Probably “I Sing the Body Electric.” I had to read so much of it, you know what I mean? [Laughs] When you look at Leaves of Grass, there are parts of it that kind of stick out. That’s what I was going with here, too, these specific elements that were speaking to me as far as visually.
You said that you’re using water as a sort of negative in this series of paintings, whereas Whitman used water more positively. Is this sort of your rebuttal to his work?
I don’t know if he necessarily always saw it as a positive. There are some poems where the connotation there is not positive–or less than positive–as far as seafaring. But to me, it was interesting to flip that, because I like contrasts and contradictions, so using music as the positive, kind of fending itself off from the seas.
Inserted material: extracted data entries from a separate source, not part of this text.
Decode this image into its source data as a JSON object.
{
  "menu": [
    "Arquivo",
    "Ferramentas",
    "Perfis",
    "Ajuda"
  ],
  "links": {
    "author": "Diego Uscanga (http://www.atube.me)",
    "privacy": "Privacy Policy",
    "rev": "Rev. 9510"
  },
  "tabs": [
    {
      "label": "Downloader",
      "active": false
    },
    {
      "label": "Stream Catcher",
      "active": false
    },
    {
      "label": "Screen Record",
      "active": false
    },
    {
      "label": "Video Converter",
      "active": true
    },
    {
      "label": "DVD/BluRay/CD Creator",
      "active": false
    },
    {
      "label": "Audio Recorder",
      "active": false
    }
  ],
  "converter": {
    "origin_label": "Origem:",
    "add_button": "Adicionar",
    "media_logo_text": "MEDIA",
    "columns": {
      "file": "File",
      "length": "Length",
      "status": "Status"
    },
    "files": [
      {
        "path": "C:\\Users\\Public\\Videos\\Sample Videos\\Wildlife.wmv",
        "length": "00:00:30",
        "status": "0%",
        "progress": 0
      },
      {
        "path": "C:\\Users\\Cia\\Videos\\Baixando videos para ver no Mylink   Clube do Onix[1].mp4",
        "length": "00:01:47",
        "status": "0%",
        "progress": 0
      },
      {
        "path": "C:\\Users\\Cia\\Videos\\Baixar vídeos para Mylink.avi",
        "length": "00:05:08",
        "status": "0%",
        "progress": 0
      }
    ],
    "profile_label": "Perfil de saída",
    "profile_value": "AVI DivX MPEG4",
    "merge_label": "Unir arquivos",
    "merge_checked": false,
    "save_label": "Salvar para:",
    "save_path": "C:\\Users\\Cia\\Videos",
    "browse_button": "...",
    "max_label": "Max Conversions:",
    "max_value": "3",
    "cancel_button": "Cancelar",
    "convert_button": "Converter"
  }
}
Do you see music and the sea as opposing forces, in a way?
At times, in the work it’s more expressive, where they’re juxtaposed against each other. In other times, it seems like it’s a never-ending struggle.
Looking at some of the paintings in the series, there seemed to be a nostalgic feel to the characters and settings. Was that something you were trying to put forth in the work?
Yeah, definitely. When you look at a lot of the clothing and stuff, it has that Victorian look to it. It’s a time period that influences a lot of the styling and things like that. At least with the clothing–not necessarily the style of the person, concerning hair and things like that, but definitely the clothing is an ode to that. Again, that goes back to reading those 19th Century novels. It’s just a visualizing thing when you’re reading literature from those time periods, that you’re engrossed in not just what the character is going through, but the culture that’s surrounding them. All those images have influenced my work.
Studying literature requires a lot of reading criticism and writing papers. Do you see your paintings as another way of interpreting what you read?
I think so. To me, when I was doing this and connecting Whitman to the imagery, I was like, “Should I be writing a 15-page thesis on this too?” Luckily, I avoided that [laughs]. It’s not like it’s less work or anything, but maybe I’m using Feminist Theory and Historical Theory to get that through and express that through my work. A lot of people who aren’t English majors probably wouldn’t understand that–they probably wouldn’t see that, but it definitely plays a part for sure.
One of the paintings in particular that really stood out to me was I Hear Not the Volumes of Sound Merely. Could you talk a little bit about your process behind that one?
That was the first one that I started working on. I started that one way back in 2009 when I was finishing my master’s degree. I just started with two layers of paint, and then I didn’t touch it for eight months until I finished my degree. I had an idea then of what I wanted to do with the series. It’s kind of weird when you have to put things on hold like that, but that’s how painting is.
When I think of the piano and the movement of sound inside the piano itself, the continuality of vibration throughout the piano–thinking of that, I can see a correlation with that quote. It spoke to me in a way that kind of surpassed music, actually, so it’s almost like the music isn’t enough to contain, just like the emotion that is drawn from that or influenced from that… Maybe that’s a weird quote [laughs].